30-764 INDIVIDUAL PROVIDER COMPENSATION 30-764 

.1 Computation of Payment 

.11 Social service staff shall determine the amount of the IHSS payment required to purchase services to meet the IHSS adjusted need as specified in 763.41 above. 

.12 The IHSS payment shall be determined by multiplying the monthly adjusted need for IHSS hours by the base payment rate used by the county, except as provided in .14 below. 

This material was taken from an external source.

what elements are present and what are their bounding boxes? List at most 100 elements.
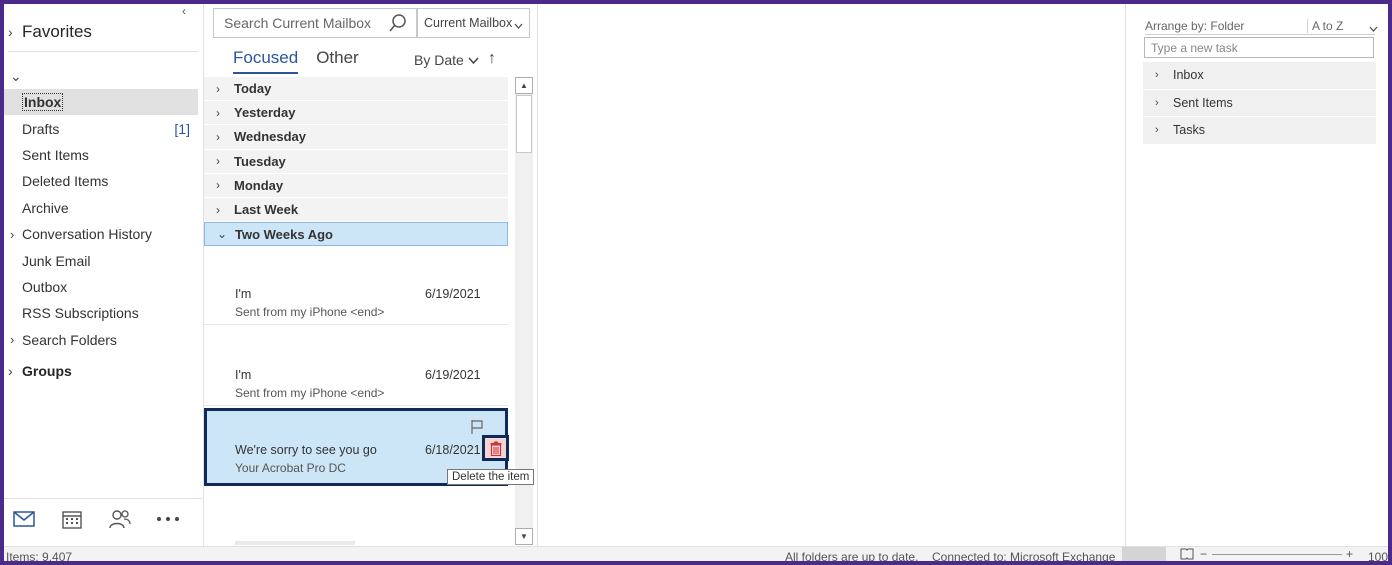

.13 The hours and amount of compensation available for personal attendant providers shall be determined by county social services staff.  The payment shall be the minimum necessary to obtain adequate service to meet the authorized service needs of the recipient. 

.2 Rate of Compensation 

.21 The base rate of compensation used by the county shall not be less than the legal minimum wage in effect at the time the work is performed, except when personal attendants are employed. 

.22 In advance pay cases, the base rate paid by the recipient to the provider shall not be less than the base rate used by the county for the authorized IHSS payment. 

.23 The recipient shall develop a work schedule which is consistent with the authorized service hours at the county's base rate.  If the recipient finds that a work schedule cannot be established without requiring payment in excess of the county's base rate, the recipient shall bring such information to the county's attention.  The county will determine if payment in excess of the base rate is necessary.  Any additional costs resulting from the recipient's actions in work scheduling or increasing the rate paid per work unit shall be borne by the recipient unless prior county approval has been obtained. 

.24 No adjustments in the IHSS payment shall be made for meals and lodging provided to the provider by the recipient except as specified in Section 30-763.  However, any income received by the recipient through this means is countable income for eligibility purposes as specified in Section 30-775 and shall be reported as such by the recipient. 

.3 Employer Responsibilities 

.31 As employers recipients have certain responsibilities for standards of compensation, work scheduling and working conditions as they apply to IHSS individual providers.  The county will assure that all recipients understand their basic responsibilities as employers. 

.32 Non live-in employees shall be compensated at the base rate for the first forty hours worked during a work week.  Each hour, or fraction thereof, worked in excess of forty hours during a work week shall be compensated at one and one-half times the base rate.